You can't drink enough red wine to get the effect, alas, but if they can copy the chemistry, it may help keep seniors from falling so much.
Some interesting research involving resveratrol, the oft-cited red wine health-claim ingredient, was delivered at the 244th National Meeting & Exposition of the American Chemical Society in Philadephia last week.
Researchers found that the antioxidant "might help improve mobility and prevent life-threatening falls among older people," according to the ACS release.
The study team tested the coordination of mice on a steel mesh balance beam, and found, predictably, that older mice performed less well than younger mice.
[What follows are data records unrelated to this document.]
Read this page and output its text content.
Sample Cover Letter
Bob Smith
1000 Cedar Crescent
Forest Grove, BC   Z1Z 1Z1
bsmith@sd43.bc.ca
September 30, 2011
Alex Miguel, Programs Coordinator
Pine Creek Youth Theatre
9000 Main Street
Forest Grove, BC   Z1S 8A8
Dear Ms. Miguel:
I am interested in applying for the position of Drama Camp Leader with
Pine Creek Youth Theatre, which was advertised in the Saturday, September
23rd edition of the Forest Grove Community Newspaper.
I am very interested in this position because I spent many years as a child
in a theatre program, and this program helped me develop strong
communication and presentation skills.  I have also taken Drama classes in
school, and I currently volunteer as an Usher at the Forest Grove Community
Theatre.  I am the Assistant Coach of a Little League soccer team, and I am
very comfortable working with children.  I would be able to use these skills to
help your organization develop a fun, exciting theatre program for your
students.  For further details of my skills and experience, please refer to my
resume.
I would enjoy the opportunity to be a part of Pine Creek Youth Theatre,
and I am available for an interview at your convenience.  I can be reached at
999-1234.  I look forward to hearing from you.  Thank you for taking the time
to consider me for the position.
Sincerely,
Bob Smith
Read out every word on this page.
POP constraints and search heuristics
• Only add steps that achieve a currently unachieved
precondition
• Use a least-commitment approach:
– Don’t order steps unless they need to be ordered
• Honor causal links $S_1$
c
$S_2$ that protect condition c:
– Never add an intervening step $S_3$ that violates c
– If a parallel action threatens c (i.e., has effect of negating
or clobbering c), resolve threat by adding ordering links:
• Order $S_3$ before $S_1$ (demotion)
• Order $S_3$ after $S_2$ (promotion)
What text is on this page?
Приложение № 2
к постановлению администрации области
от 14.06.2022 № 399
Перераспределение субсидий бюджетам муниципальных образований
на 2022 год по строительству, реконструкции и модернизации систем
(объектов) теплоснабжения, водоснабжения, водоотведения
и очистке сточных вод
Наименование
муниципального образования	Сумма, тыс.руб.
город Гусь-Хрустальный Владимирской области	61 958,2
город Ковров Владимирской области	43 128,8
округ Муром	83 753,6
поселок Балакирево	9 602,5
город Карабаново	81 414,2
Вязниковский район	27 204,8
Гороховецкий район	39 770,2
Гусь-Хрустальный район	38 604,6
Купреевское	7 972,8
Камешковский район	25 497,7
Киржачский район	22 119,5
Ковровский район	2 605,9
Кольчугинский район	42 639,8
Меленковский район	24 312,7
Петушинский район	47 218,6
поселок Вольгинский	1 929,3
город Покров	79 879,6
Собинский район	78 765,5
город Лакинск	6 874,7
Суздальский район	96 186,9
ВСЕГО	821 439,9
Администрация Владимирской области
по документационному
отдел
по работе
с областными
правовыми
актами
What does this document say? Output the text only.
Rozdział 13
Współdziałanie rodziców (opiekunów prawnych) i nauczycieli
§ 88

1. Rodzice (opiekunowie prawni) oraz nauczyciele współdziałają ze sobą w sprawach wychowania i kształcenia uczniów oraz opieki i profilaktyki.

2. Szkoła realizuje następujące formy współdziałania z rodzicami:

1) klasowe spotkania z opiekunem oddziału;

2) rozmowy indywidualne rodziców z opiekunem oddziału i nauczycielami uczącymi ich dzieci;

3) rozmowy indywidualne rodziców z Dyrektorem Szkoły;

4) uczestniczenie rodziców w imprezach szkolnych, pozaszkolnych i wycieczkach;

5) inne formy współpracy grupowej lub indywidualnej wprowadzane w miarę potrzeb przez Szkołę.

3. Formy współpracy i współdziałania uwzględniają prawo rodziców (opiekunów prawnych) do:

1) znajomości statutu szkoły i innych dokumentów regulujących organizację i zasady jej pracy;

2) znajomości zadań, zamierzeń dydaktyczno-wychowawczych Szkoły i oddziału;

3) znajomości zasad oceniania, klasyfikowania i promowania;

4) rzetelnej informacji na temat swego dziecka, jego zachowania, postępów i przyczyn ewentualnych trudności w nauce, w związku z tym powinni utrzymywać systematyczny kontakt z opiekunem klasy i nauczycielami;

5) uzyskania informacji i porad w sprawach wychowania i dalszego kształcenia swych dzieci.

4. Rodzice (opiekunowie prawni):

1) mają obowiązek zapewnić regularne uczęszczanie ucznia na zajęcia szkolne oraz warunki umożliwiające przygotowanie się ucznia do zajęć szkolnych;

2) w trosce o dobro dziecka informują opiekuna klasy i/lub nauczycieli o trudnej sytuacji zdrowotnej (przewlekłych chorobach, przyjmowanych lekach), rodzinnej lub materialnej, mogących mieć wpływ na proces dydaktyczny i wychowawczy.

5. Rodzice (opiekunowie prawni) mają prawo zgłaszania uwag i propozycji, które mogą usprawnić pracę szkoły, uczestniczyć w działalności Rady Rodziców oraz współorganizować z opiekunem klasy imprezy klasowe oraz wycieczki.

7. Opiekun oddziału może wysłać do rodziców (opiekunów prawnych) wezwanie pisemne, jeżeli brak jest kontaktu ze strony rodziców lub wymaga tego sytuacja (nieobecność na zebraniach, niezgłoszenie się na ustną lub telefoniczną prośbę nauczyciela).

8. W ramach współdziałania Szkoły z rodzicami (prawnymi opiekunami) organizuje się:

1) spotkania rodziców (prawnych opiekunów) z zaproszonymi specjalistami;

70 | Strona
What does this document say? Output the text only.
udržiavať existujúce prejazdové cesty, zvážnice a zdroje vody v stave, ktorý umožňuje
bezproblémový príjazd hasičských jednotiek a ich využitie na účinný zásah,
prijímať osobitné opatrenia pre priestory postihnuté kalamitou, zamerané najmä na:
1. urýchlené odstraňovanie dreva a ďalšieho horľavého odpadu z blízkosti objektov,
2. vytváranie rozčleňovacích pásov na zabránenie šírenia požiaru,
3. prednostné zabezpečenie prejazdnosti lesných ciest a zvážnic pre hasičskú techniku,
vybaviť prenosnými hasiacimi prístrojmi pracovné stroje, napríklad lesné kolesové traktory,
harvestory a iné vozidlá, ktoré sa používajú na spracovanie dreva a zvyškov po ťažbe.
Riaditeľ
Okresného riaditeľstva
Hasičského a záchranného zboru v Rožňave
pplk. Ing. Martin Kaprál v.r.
Then they started feeding the older mice resveratrol.
"By week four," says ACS, "the older mice made far fewer missteps and were on par with the young mice."
We can understand why readers might be suspicious of yet another red wine health story. But this report sounds sober enough, so to speak; lead researcher Jane E. Cavanaugh isn't promoting a claim for red wine -- "a 150-pound person would have to drink almost 700 4-ounce glasses of red wine a day to absorb enough resveratrol to get any beneficial effects," the release says.
So the team is looking for "similar man-made compounds" that would exponentiate the resveratrol effect sufficiently to provide the benefit. That would be a blessing, as so far Vitamin D and exercise are about the best tools we have for that.